- The Washington Times - Wednesday, October 21, 2015

The suspect in the fatal shooting of a New York police officer was only on the street because he was not sent to jail earlier this year for dealing crack as part of a diversion program for drug offenders.

Tyrone Howard, 30, had a lengthy rap sheet featuring 28 arrests since age 13 when he pleaded guilty again in May to selling crack at an East Harlem public-housing complex. He was sentenced to two years in jail but rather than being sent behind bars, he was ordered into an outpatient drug-rehabilitation program for that period.
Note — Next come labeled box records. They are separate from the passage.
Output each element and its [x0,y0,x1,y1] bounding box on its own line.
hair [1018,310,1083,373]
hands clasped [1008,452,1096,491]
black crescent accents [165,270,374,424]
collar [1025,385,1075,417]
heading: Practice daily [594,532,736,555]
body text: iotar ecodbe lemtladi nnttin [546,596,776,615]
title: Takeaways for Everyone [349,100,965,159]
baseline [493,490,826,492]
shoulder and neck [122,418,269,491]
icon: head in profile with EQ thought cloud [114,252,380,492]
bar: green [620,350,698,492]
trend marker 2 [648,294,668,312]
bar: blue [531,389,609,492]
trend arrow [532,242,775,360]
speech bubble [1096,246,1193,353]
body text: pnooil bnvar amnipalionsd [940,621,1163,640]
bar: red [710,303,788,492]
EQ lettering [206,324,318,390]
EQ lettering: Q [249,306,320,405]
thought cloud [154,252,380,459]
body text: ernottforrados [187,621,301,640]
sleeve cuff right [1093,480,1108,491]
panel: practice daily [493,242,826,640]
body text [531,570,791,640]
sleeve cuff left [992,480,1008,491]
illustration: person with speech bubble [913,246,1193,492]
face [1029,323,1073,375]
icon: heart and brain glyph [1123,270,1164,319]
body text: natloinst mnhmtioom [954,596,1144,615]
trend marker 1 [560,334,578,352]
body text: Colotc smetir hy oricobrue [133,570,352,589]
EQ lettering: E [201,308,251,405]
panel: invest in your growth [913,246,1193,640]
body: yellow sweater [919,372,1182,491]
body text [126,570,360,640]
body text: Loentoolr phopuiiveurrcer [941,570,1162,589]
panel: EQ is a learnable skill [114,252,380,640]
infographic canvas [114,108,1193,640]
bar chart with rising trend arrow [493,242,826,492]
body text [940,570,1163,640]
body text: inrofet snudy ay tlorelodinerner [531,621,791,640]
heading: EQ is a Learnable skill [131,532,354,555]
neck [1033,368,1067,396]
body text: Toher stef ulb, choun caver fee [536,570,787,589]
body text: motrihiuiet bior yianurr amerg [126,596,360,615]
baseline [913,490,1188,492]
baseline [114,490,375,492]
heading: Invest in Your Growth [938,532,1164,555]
The diversion program is designed to reduce overcrowding in the city’s jails, and courts in New York and across the country are increasingly turning to rehabilitation and treatment options rather than incarceration for drug offenses.

The fatal shooting of Officer Randolph Holder is “a vivid and tragic reminder that there are some people that have to be in prison,” Police Commissioner William Bratton told reporters Wednesday.

But a spokesman for the New York state court system said that Howard was an addict and thus should not be in jail for drug offenses.



“Actually, he’s the perfect candidate in many ways” for diversion programs, state court system spokesman David Bookstaver told The Associated Press in an interview.

According to the New York Daily News, Howard’s lawyer won a spot in the diversion program with a letter saying a prison term would have been a hardship for the criminal’s common-law wife and two children.

Howard’s rehabilitation sentence was signed off on, though not originated by, Manhattan Supreme Court Justice Patricia Nunez, the New York Post reported.

Police arrested Howard on Tuesday night, wounded from the gun battle that killed Officer Holder. He was released from hospital into police custody Wednesday and is expected to be charged with murder in Officer Holder’s death.

Unsurprisingly, police disagreed Wednesday about whether Howard should have been on the streets, saying he was an increasingly violent career criminal who already was wanted in another shooting.

“If ever there was a candidate not to be diverted, it would be this guy,” Commissioner Bratton said. 

According to NYPD Chief of Department James O’Neill, Howard was wanted in connection with a gang-related shooting in Manhattan in September but police couldn’t find him for arrest — even though he was on supervised release for two years. 

Howard didn’t show up for status meetings and would not be home when investigators made repeated efforts to find him there.

An arrest warrant was issued for Howard on Sept. 21.

Howard’s long criminal record included two terms in state prison since 2007 on drug-related charges. He also was arrested in connection with a 2009 shooting, but the AP said the disposition of that case was unclear.

Officer Holder, a 33-year-old native of Guyana, became the second New York cop this year, and the fourth in 12 months, to die in the line of duty. There will be a service in New York and police from all over the nation are expected to attend, but the officer’s body will then be buried in Guyana.

He was shot in the forehead after an 18-block chase down FDR Drive, from East 102nd Street to 120th Street, in response to a call about gunfire between two rival gangs. The five-year veteran had been assigned as a plainclothes officer to the NYPD’s Housing Bureau, which patrols public-housing projects.

All city and state buildings and many other structures throughout New York flew flags at half-staff Wednesday.